Marcelina não ouviu estas palavras do pai, ou perdoou-lhas. Estava toda entregue à admiração. Luís Bastinhos era até ali o melhor valsista que encontrara. Ela tinha vaidade e reputação de valsar bem; e achar um parceiro de tal força era a maior fortuna que podia acontecer a uma valsista. Disse-lho ela mesma, não sei se com a boca, se com os olhos, e ele repetiu-lhe a mesma idéia, e foram ratificar daí a pouco as suas impressões numa segunda valsa. Foi outro e maior sucesso.
Parece que Marcelina valsou ainda uma vez com Luís Bastinhos, mas em sonhos, uma valsa interminável, numa planície, ao som de uma orquestra de diabos azuis e invisíveis. Foi assim que ela referiu o sonho, no dia seguinte, ao pai.
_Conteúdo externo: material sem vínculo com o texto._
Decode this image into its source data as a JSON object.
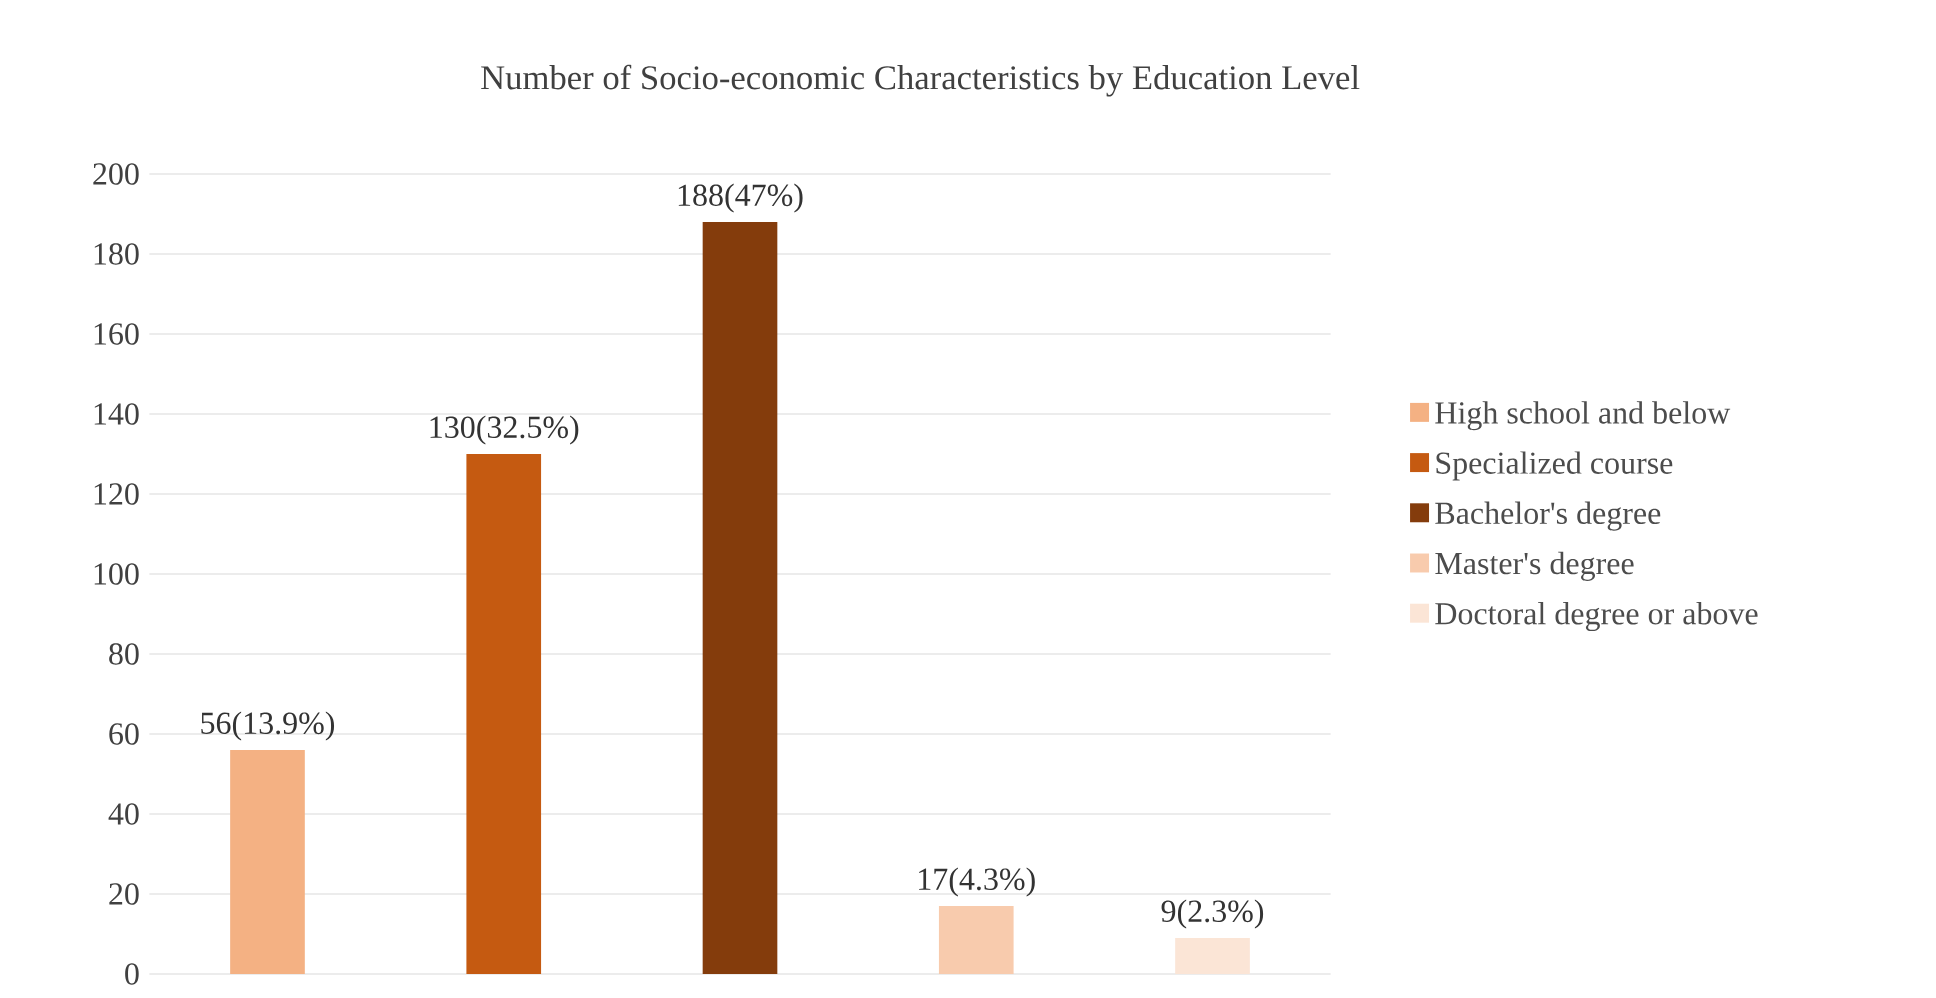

— Já sei, disse este; esses diabos azuis e invisíveis deviam ser dois.
— Dois?
— Um padre e um sacristão...
— Ora, papai!
E foi um protesto tão gracioso, que o Luís Bastinhos, se o ouvisse e visse, mui provavelmente pediria repetição. Mas nem viu nem soube dele. De noite, indo lá, recebeu novos louvores, falaram do baile da véspera. O major confessou que era o melhor baile do ano; e dizendo-lhe a mesma coisa o Luís Bastinhos, declarou o major que o salvador da filha reunia o bom gosto ao talento coreográfico.
— Mas por que não dá outra brincadeira, um pouco mais familiar? disse o Luís Bastinhos.
O major piscou o olho e adotou a idéia. Marcelina exigiu de Luís Bastinhos que dançasse com ela a primeira valsa.
— Todas, disse ele.
— Todas?
— Juro-lhe que todas.
Marcelina abaixou os olhos e lembrou-se dos diabos azuis e invisíveis. Veio a noite da “brincadeira”, e Luís Bastinhos cumpriu a promessa; valsaram ambos todas as valsas. Era quase um escândalo. A convicção geral é que o casamento estava próximo.
Alguns dias depois, o major deu com os dois numa sala, ao pé de uma mesa, a folhearem um livro, — um livro ou as mãos, porque as mãos de um e de outro estavam sobre o livro, juntas, e apertadas. Parece que também folheavam os olhos, com tanta atenção que não viram o major. O major quis sair, mas preferiu precipitar a situação.
— Então que é isso? Estão valsando sem música?
Estremeceram os dois e coraram muito, mas o major piscou o olho, e saiu. Luís Bastinhos aproveitou a circunstância para dizer à moça que o casamento era a verdadeira valsa social; idéia que ela aprovou e comunicou ao pai.
— Sim, disse este, a melhor Terpsícore é Himeneu.
Celebrou-se o casamento daí a dois meses. O Pimentel, que serviu de padrinho ao noivo, disse-lhe na igreja, que em certos casos era melhor valsar que nadar, e que a verdadeira chave do coração de Marcelina não era a gratidão mas a coreografia. Luís Bastinhos abanou a cabeça sorrindo; o major, supondo que eles o elogiavam em voz baixa, piscou o olho.